Pushups are great exercise for women who are not comfortable lifting barbells or heavy dumbbells in fear of bulkiness. It is a compound exercise which is great for building strength in the chest, upper back, forearms, wrists. If done properly, it is excellent in building the core muscles in the middle of your body. Pushups also can be done from the knees; this is ideal for those who are just starting out on the exercise or for those who are stronger there is the full military pushup which starts with high plank position.

Now that we’ve mastered the basics of pushup, let’s bring it to another level by incorporating the ball into the routine. You may choose to use fitness ball or medicine ball or just a regular football/volleyball will give you the same results if performed correctly.

1) Ball pushups

Get into pushup position with the ball under your chest. Keep the body rigid from head to toe, with the spine in neutral position, while balancing on toes.  Start by bending your arms to lower your chest to the ball. Inhale as you descend, at the same time be mindful of over aching the lower back. Exhale as you ascend.

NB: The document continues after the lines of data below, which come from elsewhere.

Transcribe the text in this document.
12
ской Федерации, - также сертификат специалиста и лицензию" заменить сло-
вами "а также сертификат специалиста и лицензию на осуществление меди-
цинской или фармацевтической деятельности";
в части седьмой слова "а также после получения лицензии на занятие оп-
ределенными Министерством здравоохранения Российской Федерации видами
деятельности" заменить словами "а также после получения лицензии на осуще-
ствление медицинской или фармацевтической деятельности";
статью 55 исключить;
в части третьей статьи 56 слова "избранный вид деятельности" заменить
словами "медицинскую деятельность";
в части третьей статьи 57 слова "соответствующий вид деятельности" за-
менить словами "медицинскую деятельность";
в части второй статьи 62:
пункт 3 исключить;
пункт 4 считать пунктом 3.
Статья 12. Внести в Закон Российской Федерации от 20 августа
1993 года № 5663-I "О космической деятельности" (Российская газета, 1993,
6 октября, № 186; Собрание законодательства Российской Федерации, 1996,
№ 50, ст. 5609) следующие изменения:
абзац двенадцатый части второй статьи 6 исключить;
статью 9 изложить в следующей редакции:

2) Ball roll uneven pushups

Start in plank position with right hand on the ball and left hand on the floor (A). Tighten abs and squeeze shoulder blades together as you bend your elbows to lower your chest toward the floor (B). Push back up, then use your right hand to roll the ball to your left hand. Repeat sequence on the left side

3) Push up with tuck crunch

Place your belly on a ball and walk your hands out so the ball is under your shins. Bend the elbows and slowly lower your chest to the floor, doing a push-up. Then straighten your arms and draw your knees forward into your chest, this will send your pelvis up and bring the ball closer to your face. Extend legs straight back, repeat this sequence for a total of 15 to 20 times.

Train hard, fight easy!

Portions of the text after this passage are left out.